I am reading an article which has a fixed $S^1 \times I$ where $S^1$ is the unit circle and $I \subset \mathbb{R}$ with coordinates $(\theta,t)$. Fix a Riemannian metric $$ds^2 = dt^2 + f(t)^2d\theta^2.$$It says that the Gauss curvature depends only on $t$ and is given by $$K(t) = -\frac{f''(t)}{f(t)}.$$
I can't reach this expression. I thought about using the curvature operator $$R : \mathfrak{X}(S^1 \times I) \times \mathfrak{X}(S^1 \times I) \times \Gamma(T\mathbb{R}^3\mid_{S^1 \times I}) \rightarrow \Gamma(T\mathbb{R}^3\mid_{S^1 \times I})$$ given by $$R(X,Y) = \nabla_X \nabla_Y - \nabla_Y\nabla_X - \nabla_{[X,Y]}.$$And the problem would reduce to finding the coordinate expression for the connection.
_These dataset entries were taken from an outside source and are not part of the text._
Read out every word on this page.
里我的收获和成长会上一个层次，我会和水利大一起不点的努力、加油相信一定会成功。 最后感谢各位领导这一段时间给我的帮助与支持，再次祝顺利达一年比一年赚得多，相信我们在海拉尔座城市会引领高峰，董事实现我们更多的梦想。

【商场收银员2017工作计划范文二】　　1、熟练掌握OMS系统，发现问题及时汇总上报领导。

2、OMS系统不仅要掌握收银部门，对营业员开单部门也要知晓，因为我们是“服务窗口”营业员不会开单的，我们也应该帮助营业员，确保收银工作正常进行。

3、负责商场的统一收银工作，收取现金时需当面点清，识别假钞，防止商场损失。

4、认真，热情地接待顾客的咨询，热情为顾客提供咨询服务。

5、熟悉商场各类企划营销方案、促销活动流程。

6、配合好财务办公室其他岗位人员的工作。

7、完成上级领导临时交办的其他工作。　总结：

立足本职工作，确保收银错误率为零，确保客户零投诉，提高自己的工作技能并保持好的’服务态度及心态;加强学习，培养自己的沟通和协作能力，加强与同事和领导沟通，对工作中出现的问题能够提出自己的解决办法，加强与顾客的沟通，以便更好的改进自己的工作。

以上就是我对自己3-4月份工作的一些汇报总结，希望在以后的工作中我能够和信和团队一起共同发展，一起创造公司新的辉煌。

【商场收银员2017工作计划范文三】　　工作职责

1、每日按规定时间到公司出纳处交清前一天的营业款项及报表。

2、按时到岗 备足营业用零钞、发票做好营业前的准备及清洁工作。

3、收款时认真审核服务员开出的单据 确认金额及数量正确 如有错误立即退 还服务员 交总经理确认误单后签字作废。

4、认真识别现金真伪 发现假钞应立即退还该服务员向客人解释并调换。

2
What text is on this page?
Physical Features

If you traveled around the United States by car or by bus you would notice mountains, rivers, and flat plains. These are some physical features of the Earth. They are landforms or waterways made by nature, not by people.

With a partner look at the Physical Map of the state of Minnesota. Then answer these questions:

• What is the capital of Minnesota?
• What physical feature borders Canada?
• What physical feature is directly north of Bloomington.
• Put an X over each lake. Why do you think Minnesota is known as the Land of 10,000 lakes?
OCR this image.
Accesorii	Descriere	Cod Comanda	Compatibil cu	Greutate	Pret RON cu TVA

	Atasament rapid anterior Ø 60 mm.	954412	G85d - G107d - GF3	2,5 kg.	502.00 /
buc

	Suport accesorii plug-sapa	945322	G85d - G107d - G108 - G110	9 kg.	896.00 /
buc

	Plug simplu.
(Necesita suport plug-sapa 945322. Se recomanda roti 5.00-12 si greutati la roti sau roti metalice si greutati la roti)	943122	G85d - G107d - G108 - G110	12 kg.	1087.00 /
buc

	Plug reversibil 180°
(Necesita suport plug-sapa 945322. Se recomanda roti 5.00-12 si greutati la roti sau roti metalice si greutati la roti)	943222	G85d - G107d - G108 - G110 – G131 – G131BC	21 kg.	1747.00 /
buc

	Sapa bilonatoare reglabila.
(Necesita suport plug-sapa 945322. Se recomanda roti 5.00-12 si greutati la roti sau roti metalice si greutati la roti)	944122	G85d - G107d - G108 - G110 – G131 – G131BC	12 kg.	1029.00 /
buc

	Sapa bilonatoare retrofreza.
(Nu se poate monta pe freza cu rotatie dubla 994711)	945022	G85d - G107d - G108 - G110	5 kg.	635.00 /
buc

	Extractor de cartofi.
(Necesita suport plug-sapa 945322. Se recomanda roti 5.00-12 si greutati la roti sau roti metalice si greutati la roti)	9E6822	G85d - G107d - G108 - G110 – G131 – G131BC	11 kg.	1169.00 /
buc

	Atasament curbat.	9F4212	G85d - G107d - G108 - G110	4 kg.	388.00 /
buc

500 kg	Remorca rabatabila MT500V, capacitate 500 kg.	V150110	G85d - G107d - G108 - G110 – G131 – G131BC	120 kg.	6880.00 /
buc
Then I would use the formula of Gaussian curvature: $$K = \langle R(e_1,e_2)e_2,e_1\rangle.$$ But this means that we only need the Christoffel symbols to compute. Indeed, I computed and got $$\Gamma_{11}^1 = 0, \Gamma_{12}^1 = \Gamma_{21}^1 = f^3(t)f'(t), \ \Gamma_{22}^1 = 0,$$and $$\Gamma_{11}^2 = f(t)f'(t), \ \Gamma_{12}^2 = \Gamma_{21}^2 = \Gamma_{22}^2 = 0.$$But then, using the formula for the Gaussian curvature we see that $$R(\partial_\theta,\partial_t)\partial_t = 0.$$And this would imply that the Gaussian curvature is zero and it shouldn't according with the article. (Notice that it is known that the Gaussian curvature is zero in the cylinder...)
Thank you in advance.
Edit: I found this post which express the Gausian curvature for a warped product space in terms of the function associated. I see that this answers my question by making $u = t$ and $v = \theta$.
New question: How did the person that answered derive the $\omega_1$ and $\omega_2$?